Now the divine presence is manifesting itself; the giant hand is sensibly beneath her, even to the grain of its warm skin; everything is as it should be, bathed in a triumphant love that knows no interruption. The sun shines night and day, though our globe keeps turning its face into darkness. How marvellous, Ann reflects, that a fact so blazingly obvious — God’s tireless inexhaustible love — should be hidden from us in all but a few moments of our earthly lives. Thus, chinks in the walls of a cellar admit stark evidence of day. The expansion of the benigner feelings incident to opium , Thomas De Quincey is writing across the sea at about this time, is no febrile access, no fugitive paroxysm; it is a healthy restoration to that state which the mind would naturally recover upon the removal of any deep-seated irritation from pain that had disturbed and quarrelled with the impulses of a heart originally just and good . Goodness and the lucid perception of goodness fill Ann like a magic liquid poured into a woman-shaped flask, and then like iron gone solid in its motionless mold of sand and clay.

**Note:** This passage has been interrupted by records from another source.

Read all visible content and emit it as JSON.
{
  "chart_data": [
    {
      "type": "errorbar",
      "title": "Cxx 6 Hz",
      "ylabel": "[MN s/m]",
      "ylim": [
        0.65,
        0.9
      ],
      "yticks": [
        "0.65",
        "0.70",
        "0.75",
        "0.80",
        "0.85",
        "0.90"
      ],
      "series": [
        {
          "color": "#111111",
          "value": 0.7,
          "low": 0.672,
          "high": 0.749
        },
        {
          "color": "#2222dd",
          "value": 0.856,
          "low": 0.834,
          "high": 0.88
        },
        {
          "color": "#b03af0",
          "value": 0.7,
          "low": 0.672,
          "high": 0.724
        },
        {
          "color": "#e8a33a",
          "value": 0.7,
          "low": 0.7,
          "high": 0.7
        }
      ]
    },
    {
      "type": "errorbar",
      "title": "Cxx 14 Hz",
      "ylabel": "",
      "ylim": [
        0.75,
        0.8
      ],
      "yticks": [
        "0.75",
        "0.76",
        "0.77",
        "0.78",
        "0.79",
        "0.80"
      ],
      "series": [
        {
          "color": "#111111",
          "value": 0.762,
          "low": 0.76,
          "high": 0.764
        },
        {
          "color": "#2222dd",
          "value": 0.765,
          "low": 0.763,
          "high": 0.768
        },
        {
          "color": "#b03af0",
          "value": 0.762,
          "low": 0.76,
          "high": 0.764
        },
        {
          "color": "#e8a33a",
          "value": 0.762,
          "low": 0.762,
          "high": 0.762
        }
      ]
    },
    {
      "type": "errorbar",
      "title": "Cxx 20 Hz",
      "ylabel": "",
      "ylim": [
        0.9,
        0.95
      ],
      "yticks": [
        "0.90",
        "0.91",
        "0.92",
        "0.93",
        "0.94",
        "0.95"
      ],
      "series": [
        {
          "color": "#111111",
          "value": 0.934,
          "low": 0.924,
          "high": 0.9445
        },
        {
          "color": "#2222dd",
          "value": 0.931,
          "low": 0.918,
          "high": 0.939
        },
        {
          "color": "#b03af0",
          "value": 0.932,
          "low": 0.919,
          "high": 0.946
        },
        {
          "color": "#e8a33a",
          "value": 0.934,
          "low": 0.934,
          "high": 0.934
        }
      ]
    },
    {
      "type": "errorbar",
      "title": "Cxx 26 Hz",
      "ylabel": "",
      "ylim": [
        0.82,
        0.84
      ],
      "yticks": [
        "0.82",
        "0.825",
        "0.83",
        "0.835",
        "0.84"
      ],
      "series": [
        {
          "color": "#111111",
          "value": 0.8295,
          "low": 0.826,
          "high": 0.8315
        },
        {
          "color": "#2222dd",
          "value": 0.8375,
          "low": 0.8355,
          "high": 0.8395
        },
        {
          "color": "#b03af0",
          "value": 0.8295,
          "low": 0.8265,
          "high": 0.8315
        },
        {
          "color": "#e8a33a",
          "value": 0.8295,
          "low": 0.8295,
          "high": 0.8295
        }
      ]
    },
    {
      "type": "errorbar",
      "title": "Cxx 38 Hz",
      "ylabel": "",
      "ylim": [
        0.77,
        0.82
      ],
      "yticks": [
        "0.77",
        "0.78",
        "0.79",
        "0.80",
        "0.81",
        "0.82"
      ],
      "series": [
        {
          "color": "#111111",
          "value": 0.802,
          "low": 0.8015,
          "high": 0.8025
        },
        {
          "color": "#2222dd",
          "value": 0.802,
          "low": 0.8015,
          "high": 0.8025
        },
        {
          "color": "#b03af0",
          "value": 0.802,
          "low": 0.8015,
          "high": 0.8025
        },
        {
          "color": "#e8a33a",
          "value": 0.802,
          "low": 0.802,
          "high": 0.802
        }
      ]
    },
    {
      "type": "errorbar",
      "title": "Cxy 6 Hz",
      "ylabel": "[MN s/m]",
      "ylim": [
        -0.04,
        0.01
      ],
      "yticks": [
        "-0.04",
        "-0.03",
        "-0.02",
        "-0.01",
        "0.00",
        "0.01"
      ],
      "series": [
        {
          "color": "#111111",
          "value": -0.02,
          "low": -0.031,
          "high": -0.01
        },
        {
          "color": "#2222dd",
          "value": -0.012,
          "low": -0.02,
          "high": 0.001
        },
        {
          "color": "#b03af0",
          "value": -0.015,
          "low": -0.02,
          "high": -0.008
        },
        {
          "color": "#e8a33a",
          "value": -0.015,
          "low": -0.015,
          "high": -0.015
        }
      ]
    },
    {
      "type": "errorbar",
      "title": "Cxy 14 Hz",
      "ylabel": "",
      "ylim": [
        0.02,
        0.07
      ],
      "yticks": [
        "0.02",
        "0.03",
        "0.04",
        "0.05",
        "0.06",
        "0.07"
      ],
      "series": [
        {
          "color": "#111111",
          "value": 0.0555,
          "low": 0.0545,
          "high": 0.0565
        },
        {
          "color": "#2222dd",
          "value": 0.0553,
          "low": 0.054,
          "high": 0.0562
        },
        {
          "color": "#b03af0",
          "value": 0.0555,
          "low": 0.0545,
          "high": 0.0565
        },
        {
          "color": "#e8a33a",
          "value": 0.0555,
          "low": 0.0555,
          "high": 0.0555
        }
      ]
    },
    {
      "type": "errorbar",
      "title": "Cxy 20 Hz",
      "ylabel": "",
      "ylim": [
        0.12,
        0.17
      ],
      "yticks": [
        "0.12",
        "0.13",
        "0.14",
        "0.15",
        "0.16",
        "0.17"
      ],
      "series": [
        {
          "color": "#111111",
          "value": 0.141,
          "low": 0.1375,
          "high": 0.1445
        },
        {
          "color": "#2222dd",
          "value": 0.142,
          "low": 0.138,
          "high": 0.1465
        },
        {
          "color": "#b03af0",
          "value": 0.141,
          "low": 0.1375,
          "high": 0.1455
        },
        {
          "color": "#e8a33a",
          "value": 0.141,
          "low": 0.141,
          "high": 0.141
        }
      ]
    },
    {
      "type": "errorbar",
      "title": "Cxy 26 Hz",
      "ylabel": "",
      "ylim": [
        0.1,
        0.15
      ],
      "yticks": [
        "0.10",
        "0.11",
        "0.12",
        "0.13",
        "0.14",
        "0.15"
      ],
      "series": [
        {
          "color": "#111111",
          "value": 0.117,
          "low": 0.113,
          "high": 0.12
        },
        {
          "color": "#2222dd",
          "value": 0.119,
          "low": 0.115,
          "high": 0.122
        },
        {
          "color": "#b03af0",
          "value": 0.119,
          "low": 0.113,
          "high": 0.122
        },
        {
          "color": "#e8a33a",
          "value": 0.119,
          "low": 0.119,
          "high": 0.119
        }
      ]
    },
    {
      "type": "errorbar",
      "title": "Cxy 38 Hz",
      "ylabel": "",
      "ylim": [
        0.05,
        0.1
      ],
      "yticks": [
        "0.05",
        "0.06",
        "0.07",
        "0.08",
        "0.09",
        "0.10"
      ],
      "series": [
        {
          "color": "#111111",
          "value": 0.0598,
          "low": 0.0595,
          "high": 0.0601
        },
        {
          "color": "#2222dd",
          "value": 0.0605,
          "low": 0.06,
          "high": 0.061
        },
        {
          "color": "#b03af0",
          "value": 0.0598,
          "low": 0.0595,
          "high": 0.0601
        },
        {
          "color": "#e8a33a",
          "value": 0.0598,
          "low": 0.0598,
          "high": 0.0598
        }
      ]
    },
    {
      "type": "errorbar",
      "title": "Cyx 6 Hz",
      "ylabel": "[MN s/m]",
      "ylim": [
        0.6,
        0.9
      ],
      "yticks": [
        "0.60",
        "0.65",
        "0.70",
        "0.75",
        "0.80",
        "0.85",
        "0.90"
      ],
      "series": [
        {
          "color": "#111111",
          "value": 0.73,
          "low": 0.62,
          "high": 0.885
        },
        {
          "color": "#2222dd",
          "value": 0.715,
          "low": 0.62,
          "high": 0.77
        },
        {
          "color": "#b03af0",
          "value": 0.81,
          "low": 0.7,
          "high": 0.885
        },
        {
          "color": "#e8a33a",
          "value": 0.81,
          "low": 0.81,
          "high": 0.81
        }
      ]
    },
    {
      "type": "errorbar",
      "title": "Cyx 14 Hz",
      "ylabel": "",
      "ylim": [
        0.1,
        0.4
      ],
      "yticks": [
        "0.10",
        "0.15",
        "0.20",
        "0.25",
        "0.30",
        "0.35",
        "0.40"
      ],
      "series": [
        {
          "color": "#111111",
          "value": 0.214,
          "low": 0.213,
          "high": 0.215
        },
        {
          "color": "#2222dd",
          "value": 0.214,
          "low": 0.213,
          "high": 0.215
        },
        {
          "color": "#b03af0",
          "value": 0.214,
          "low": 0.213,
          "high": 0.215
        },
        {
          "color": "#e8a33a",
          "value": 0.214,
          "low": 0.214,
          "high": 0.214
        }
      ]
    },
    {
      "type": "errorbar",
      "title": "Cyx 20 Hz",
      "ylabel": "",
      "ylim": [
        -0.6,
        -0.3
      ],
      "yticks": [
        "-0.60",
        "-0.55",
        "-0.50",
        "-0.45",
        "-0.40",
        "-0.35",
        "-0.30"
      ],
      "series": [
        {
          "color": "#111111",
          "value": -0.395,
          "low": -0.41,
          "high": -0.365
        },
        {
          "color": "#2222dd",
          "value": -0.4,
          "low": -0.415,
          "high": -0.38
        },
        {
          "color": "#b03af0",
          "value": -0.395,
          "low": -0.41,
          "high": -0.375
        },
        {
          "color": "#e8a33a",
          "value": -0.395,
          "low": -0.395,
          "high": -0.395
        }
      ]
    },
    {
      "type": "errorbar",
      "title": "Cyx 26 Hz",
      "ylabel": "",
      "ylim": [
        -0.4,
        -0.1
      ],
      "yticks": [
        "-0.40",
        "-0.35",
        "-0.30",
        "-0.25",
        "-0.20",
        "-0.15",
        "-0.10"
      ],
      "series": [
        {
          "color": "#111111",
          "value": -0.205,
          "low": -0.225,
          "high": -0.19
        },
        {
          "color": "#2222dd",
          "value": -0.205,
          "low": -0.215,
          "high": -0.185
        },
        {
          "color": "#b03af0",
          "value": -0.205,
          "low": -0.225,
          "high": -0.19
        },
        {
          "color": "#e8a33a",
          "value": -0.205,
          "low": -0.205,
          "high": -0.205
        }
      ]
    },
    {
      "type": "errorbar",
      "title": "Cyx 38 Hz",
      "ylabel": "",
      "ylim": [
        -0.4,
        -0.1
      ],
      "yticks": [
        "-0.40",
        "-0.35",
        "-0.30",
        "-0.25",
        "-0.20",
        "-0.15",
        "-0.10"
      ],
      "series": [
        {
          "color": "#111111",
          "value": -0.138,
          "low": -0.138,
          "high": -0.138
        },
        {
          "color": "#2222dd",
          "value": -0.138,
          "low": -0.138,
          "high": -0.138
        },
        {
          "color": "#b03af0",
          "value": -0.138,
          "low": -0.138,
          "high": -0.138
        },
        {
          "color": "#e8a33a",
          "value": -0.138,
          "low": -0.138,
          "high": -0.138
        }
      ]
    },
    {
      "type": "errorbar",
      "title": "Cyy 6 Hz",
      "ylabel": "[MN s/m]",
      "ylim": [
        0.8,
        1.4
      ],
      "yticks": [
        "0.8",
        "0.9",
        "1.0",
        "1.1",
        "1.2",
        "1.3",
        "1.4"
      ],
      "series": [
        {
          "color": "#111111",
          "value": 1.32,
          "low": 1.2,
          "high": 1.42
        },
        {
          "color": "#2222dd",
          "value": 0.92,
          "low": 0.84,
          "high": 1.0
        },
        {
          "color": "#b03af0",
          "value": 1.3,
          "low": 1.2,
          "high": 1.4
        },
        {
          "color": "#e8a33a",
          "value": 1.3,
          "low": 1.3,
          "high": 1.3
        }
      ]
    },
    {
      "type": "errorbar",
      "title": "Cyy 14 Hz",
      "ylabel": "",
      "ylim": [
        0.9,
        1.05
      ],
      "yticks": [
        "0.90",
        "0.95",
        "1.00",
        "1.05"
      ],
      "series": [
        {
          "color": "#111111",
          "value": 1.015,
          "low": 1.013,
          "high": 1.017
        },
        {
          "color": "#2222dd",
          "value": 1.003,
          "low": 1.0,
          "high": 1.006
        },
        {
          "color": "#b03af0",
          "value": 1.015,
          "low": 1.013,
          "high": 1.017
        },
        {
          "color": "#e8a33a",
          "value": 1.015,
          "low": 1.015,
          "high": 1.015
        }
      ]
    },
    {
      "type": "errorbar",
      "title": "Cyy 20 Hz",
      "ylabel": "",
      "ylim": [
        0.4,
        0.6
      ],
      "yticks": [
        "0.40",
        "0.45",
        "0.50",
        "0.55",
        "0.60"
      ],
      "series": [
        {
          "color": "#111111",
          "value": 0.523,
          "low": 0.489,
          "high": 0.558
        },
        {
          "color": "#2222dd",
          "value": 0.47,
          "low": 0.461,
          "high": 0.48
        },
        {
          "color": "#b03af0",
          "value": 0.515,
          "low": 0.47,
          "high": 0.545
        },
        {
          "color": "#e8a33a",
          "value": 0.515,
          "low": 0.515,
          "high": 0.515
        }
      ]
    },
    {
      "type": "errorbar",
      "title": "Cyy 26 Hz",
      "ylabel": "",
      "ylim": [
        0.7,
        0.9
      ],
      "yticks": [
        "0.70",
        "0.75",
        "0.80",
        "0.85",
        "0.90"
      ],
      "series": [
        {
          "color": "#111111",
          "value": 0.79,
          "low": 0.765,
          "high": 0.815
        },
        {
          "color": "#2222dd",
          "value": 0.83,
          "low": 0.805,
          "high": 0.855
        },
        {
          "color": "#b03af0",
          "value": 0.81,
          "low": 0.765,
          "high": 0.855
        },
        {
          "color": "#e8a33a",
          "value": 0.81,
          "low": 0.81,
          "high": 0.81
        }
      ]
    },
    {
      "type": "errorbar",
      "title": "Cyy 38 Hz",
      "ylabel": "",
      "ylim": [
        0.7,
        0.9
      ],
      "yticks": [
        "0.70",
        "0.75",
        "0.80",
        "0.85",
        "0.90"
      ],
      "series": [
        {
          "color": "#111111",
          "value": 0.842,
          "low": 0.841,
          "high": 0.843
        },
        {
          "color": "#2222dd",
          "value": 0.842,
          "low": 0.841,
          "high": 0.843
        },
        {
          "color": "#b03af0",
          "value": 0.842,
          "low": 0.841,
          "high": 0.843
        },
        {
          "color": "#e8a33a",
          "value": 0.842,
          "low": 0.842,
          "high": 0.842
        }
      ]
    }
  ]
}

[ Retrospect editors: feel free to delete or improve this passage, assuming you have the space to print it. It gave me much trouble. Had my book ever been completed and published, it would have given me more. The present tense forced itself upon me, as a way of drawing closer to Ann — the anti-historical tense of perpetual motion, of resurrection. The De Quincey quote may be a mistake, but one’s instinct with these paper dolls is to pin them to the bulletin board with tacks of contemporaneous quotation. Dr. Chapman may owe too much to Shakespeare’s prating apothecaries, but I decided to ride with it, gleaming philters and all. I would rather have done without dialogue entirely — it makes her sound too reasonable, too unhysterical — yet there had to have been voices around her in her crisis. Would Ann in fact have been alone long enough to take the laudanum? In Judge Kittera’s paragraph there is a curious progression of time: in the evening … After night … until midnight, when she died . How many witnesses attended, as her pulse gradually weakened ? People in history are more alone than we think — General Wolfe, for instance, died not in the midst of Benjamin West’s panorama but over by a little bush in a corner of the battlefield, attended by a mere two men. How sadly alone Marilyn Monroe was in her dazed last days, for all her celebrity and lovers in high places! I worried a lot about the room temperature. How cold might it have been, indoors in Philadelphia on December 8th? Not as cold as New Hampshire, but not Southern, either. Wood fires, at any rate, and not coal? The Franklin stove in widespread use at the time? But perhaps not in bedrooms, especially guest bedrooms? And anent the chamber pot, which had to have been there — would she squat down to it, like Molly Bloom, or would it have been more discreetly placed, in the elegant town house of One-Speech Hemphill, in a cabinet commode? In the DAR’s collection of period rooms in Washington, I have seen a chamber pot that moved in and out of a commode on little brass casters. As you can see, I preferred Ann simply to squat. The touch of cold on her skin brought her to life for me. I began to fall in love with her then. I felt the very closest to her in that glimpse of her blue-veined bare foot, arching to hop itself back into bed.